# Fake Gibson Oakville



## BlueRocker (Jan 5, 2020)

Need not be said if you're selling a Les Paul Supreme (or whatever this thing is supposed to be) with a Robson amp, it's fake.

Gibson Electric Guitar w/ case and amp | Guitars | Oakville / Halton Region | Kijiji


----------



## HighNoon (Nov 29, 2016)

I like the case. Would go well with my smoking jacket.


----------



## Jackvulcan9000 (Sep 4, 2021)

I like the fingerboard.

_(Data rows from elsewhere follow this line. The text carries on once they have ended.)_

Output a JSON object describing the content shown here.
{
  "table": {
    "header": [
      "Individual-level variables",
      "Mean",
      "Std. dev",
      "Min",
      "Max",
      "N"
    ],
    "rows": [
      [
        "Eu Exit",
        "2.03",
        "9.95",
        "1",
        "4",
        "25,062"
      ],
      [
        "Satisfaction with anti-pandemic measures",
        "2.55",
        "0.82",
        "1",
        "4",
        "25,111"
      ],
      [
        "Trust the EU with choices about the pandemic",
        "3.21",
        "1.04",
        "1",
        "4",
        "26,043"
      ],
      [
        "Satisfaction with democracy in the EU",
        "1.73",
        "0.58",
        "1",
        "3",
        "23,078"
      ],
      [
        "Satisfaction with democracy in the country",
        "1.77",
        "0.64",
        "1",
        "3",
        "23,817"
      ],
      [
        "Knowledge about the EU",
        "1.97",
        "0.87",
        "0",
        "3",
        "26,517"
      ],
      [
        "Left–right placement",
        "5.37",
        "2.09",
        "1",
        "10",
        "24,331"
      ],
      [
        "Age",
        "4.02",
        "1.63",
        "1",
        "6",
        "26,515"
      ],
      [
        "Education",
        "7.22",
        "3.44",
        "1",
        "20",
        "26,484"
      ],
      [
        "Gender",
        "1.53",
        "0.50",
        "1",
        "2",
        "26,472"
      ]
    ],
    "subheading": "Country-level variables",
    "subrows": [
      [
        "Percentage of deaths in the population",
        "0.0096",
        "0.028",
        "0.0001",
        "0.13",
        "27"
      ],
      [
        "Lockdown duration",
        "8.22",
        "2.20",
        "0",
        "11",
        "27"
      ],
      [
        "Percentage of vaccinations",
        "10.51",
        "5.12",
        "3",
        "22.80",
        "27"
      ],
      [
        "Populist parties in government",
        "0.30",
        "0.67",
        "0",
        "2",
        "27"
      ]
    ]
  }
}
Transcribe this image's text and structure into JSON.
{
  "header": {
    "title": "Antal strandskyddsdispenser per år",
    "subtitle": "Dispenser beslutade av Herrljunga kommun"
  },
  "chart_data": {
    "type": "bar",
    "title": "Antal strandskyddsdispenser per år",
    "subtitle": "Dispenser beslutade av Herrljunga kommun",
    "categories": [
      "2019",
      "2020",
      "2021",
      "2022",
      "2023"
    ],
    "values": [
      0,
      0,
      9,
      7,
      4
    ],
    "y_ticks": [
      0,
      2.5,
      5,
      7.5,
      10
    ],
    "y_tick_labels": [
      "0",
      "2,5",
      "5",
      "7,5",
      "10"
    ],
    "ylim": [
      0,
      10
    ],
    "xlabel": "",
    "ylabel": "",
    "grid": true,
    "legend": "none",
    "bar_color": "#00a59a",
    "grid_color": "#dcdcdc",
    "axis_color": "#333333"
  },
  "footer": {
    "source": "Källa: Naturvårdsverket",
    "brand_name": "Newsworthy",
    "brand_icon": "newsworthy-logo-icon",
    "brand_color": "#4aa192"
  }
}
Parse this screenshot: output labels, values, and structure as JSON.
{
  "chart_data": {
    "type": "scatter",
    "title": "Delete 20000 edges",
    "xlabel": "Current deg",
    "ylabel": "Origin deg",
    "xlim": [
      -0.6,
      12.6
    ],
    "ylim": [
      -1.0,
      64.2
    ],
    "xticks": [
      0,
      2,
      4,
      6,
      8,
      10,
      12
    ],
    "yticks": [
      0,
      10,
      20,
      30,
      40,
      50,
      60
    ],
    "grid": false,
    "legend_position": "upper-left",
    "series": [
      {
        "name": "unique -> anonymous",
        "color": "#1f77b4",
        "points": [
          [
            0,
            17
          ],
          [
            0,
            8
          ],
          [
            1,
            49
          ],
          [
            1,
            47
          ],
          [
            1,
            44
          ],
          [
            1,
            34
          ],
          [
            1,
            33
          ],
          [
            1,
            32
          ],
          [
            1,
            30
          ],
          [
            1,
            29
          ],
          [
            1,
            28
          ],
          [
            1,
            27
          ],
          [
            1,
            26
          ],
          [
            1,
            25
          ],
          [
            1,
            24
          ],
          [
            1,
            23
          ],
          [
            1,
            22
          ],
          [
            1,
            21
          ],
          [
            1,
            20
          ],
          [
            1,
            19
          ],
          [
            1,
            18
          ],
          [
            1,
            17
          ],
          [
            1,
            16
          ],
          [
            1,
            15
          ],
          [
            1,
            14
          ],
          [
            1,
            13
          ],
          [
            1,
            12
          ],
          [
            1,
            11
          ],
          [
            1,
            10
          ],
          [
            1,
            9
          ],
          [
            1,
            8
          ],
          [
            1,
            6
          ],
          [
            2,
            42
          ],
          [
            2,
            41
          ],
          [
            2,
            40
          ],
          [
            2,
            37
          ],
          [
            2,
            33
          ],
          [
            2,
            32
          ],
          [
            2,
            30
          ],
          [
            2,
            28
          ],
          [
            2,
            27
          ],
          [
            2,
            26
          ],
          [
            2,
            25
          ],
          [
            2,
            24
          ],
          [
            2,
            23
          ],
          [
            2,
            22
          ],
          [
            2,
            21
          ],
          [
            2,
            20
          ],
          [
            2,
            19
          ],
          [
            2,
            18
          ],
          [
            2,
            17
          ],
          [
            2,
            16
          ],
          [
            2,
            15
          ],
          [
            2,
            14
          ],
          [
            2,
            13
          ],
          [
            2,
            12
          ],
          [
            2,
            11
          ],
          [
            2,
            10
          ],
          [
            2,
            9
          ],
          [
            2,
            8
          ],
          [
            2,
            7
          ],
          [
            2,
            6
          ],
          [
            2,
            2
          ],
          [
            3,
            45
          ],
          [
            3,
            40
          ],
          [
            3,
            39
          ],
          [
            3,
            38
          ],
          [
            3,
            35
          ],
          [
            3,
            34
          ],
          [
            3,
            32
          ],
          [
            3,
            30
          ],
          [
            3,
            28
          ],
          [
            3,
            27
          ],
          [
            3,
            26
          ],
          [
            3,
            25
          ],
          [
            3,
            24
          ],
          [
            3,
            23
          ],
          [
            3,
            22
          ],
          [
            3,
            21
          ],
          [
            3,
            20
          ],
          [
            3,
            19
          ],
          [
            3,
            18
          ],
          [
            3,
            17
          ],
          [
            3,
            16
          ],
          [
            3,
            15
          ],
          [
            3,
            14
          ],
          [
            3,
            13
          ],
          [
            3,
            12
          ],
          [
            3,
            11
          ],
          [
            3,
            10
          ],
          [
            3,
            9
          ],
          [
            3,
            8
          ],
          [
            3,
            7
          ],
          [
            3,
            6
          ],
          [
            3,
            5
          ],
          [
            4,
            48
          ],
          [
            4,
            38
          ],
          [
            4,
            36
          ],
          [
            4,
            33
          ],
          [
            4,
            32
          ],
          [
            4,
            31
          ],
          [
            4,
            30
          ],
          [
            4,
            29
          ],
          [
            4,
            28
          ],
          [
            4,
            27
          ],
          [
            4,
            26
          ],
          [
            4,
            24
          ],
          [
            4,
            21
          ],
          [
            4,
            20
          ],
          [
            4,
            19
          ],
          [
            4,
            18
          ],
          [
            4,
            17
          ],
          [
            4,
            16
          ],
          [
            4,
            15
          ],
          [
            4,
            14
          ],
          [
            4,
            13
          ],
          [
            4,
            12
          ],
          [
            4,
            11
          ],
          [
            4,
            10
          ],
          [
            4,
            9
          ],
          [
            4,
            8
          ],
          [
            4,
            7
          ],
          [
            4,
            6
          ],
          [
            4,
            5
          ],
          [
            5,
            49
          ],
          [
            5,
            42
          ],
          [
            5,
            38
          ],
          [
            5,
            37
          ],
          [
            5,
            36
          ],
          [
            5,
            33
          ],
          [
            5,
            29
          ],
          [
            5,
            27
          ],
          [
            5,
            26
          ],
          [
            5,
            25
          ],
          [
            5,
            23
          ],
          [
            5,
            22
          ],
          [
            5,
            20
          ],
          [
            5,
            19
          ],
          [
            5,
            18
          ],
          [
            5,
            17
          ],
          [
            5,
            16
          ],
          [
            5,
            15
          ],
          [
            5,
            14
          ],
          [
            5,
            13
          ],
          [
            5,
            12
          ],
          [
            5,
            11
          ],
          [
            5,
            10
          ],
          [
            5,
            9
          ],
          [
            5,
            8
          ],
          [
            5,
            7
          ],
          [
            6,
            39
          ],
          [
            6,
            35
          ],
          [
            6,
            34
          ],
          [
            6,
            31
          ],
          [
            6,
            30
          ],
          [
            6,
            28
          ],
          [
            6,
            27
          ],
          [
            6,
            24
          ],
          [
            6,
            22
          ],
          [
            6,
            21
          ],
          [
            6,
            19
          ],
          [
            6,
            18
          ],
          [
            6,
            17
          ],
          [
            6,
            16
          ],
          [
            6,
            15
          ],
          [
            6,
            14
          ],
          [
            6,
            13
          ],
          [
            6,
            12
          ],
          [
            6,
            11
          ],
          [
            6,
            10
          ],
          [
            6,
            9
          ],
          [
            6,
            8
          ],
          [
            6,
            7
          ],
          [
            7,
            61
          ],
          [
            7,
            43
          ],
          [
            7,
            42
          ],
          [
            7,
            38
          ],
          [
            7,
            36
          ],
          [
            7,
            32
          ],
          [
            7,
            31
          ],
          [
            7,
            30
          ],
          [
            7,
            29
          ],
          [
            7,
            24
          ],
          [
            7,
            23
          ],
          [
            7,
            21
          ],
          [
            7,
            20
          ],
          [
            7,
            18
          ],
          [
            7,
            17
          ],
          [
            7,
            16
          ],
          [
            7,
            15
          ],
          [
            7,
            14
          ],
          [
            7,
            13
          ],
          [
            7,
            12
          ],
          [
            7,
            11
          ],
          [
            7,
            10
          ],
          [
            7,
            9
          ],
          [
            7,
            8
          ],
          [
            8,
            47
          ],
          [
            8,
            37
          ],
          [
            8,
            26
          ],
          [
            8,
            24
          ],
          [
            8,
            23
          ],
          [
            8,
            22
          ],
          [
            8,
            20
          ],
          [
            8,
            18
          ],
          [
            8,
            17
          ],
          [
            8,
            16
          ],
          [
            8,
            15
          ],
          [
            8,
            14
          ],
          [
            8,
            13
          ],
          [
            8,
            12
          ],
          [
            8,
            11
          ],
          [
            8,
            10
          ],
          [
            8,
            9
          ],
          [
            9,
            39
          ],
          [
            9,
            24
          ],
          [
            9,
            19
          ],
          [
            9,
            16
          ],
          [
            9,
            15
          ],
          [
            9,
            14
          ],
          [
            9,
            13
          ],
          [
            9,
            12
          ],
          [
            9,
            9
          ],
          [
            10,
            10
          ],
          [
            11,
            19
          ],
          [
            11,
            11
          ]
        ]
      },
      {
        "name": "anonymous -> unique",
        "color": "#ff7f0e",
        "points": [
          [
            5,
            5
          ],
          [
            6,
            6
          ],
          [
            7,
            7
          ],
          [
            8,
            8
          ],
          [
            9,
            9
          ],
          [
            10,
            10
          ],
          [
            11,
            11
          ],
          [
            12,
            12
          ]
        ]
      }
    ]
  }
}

Would go well with my Orange County Choppers tattoo.


----------



## Lincoln (Jun 2, 2008)

Down to $600 now!

When was the last time you bought a Gibson LP for $600?


----------



## BlueRocker (Jan 5, 2020)

Lincoln said:


> Down to $600 now!
> 
> When was the last time you bought a Gibson LP for $600?


Last summer


----------



## tomee2 (Feb 27, 2017)

Not quite the right body outline. Pot locations way off too.


----------



## Mark Brown (Jan 4, 2022)

It isn't fake, its Christmas
*** for those asking about authenticity, received as a Christmas gift a few years ago, not sure where it was originally purchased unfortunately.


----------



## Rollin Hand (Jul 12, 2012)

Santa don't fake.


----------



## BlueRocker (Jan 5, 2020)

HighNoon said:


> I like the case. Would go well with my smoking jacket.


Or these


----------



## Verne (Dec 29, 2018)

He either sold it, conscience got him, or reported enough that it was deleted. Ad is gone.


----------



## Lincoln (Jun 2, 2008)

A really nice quote from another Chibson add.


"From tone, feeling, craftsmanship to scientific adjustment, reveal more details, let you feel the true tone of the real soul. Touched the heart of every classical lover.
High-quality materials have the characteristics of clear sound quality, stable resonance, round sound and warmth.
allows the sound to be perfectly displayed, without leaving the sound, giving you a happy, crazy rock and roll experience! "


----------



## Mark Brown (Jan 4, 2022)

Imma gonna scientifically adjust my stat so I can reveal more details and feel the true tone of my soul later tonight. 
I like the sound of that.


----------



## Wardo (Feb 5, 2010)

Nothing fake about it.

The Gibson Oakville Les Paul was a special edition limited run brought in by L7M.

There was another Les Paul Oakville edition from Epiphone in Go Transit colours but Joe Walsh bought them all up.


----------



## Eyeroller (Dec 5, 2017)

Jackvulcan9000 said:


> I like the fingerboard. Would go well with my Orange County Choppers tattoo.


HA!


----------